Well, his diet is bad [too high protein, too high fat and no real nutrition] and his light schedule is off so, if he was kept this way before you got him too, he is overly hormonal and, at his age, most likely in constant pain. All birds need to be kept at a strict solar schedule with full exposure [at least 1.5 hours but 2 hours is better] to twilight [this means that there cannot be any artificial lights that can reach the bird before the sun is up in the sky in the morning or after the sun is halfway down to the horizon in the evening]. By simply covering and uncovering his cage, he is not getting the benefit of dawn and dusk and they need it because the different light that happens during these times is the ONLY thing that turns on or off their 'internal clock' which they need in order for their endocrine system [the one that either starts or stops the production of sexual hormones] to be in tune with the seasons. When birds are exposed to a human light schedule [what you are doing right now], they end up overly hormonal and having what people call 'behavioral problems' [biting, screaming, plucking, etc]. Now, the solar schedule changes naturally with the seasons but, this time of the year, I uncover my birds' cage [and open up the blinds in the windows and their cages doors] at 6:15 to 6:30 am, turn on the overhead lights at 8:15 am when I give them their gloop [they get their raw produce at around 7:45 am] and, in the pm, I turn off the lights at 5:30 pm, give them dinner at 6 pm and cover their cages at 7:45 pm. There is no TV, no radio and, if we have to talk, we do in very low voices after they get their dinner so there is complete darkness and quiet to ensure quality sleep for them so, if the bird is in the TV room and there is people in it after 6 pm, he is not getting enough rest even if the cage is covered.
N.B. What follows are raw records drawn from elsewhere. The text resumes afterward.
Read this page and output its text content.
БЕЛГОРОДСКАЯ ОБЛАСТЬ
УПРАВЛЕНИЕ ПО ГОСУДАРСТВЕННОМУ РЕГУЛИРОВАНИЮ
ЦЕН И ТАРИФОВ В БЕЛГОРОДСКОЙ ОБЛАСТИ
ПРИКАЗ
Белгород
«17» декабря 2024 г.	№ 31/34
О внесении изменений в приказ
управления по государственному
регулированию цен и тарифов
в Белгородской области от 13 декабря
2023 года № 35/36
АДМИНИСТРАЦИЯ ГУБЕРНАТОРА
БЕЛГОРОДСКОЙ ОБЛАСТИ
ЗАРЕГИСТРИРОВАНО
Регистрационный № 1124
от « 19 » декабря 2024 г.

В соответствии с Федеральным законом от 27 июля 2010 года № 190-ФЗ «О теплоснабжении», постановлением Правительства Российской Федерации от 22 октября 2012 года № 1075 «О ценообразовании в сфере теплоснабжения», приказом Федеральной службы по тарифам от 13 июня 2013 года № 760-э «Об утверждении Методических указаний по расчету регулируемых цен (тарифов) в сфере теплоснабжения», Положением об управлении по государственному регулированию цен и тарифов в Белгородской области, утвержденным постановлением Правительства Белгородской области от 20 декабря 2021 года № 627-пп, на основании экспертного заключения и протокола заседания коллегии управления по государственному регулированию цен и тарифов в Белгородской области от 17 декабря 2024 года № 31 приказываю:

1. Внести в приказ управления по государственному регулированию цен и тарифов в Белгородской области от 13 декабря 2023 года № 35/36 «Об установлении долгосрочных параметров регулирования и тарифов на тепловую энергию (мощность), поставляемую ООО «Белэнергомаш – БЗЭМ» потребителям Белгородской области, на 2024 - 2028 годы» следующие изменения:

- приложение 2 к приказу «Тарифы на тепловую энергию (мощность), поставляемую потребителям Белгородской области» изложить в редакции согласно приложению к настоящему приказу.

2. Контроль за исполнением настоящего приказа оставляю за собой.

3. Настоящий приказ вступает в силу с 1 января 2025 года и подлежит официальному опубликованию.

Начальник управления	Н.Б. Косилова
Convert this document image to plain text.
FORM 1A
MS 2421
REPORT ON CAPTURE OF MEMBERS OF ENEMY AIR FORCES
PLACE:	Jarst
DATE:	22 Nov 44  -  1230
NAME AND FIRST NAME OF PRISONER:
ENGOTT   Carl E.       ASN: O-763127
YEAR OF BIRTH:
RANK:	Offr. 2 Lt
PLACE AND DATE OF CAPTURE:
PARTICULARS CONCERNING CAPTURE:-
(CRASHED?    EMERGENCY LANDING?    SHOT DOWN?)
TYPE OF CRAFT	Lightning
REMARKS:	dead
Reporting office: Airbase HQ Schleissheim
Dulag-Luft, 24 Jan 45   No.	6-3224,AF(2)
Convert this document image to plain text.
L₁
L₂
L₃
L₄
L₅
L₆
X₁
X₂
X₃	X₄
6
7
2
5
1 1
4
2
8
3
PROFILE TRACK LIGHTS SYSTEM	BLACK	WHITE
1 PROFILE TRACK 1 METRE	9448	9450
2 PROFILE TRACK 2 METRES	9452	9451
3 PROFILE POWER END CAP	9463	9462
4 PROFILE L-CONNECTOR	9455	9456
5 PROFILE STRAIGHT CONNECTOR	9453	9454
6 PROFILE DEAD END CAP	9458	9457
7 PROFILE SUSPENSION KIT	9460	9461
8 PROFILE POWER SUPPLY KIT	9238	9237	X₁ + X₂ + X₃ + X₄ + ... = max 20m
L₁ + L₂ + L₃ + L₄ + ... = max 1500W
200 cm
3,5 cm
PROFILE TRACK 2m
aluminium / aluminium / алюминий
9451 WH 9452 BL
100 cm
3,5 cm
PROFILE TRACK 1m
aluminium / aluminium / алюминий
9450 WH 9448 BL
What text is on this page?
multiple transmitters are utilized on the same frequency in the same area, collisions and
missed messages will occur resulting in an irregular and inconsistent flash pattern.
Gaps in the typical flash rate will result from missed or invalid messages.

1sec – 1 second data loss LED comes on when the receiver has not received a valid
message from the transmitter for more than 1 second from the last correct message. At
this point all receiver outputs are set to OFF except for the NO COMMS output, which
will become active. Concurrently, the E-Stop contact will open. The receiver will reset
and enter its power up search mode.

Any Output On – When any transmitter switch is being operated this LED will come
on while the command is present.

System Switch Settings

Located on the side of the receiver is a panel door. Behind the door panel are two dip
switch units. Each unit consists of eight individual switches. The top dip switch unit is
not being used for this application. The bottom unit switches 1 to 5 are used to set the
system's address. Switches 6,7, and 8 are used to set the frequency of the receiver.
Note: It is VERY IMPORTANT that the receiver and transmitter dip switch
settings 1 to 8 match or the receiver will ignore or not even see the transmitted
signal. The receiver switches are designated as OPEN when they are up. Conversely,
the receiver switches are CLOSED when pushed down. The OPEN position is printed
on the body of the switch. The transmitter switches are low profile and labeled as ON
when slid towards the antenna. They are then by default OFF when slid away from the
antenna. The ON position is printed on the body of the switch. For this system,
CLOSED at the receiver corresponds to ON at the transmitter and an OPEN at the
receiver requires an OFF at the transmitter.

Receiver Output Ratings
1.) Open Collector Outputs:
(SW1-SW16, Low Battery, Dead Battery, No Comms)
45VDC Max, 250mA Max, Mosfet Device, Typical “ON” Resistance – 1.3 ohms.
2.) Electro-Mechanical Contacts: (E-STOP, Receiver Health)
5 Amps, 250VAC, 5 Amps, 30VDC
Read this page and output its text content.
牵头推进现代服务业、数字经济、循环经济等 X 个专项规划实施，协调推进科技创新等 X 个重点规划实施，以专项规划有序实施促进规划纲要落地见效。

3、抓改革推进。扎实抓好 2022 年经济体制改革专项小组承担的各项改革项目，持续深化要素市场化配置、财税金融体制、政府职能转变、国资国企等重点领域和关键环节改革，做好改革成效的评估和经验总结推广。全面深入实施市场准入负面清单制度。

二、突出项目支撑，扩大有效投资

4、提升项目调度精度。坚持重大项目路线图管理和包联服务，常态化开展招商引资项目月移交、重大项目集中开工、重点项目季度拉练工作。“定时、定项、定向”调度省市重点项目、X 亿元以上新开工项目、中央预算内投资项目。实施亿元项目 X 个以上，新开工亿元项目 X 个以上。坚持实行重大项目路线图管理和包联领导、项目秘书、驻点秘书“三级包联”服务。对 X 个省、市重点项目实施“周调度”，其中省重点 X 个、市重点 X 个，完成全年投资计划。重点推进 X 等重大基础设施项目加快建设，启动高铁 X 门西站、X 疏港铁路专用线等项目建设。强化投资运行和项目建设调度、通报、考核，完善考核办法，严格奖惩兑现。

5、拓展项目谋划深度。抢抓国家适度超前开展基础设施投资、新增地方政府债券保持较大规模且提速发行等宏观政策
Now, if your father screamed and maybe even swatted at the bird because it was chewing furniture that could have made him distrust all the humans in the household, even the ones that did not do it. You never said if there were children in the house but I might as well tell you that, usually, grays do not do well in households with children or that are too busy in terms of people coming and going, loud TV, etc. Grays are naturally high-strung birds that need a quiet environment and calm people. No screams, no sudden movements, no hullabaloo, etc. just a lot of patience and a soft voice because punishing them or screaming at them doesn't work and only makes things worse [parrots have no bosses in the wild and they don't even understand the concept of obedience or discipline].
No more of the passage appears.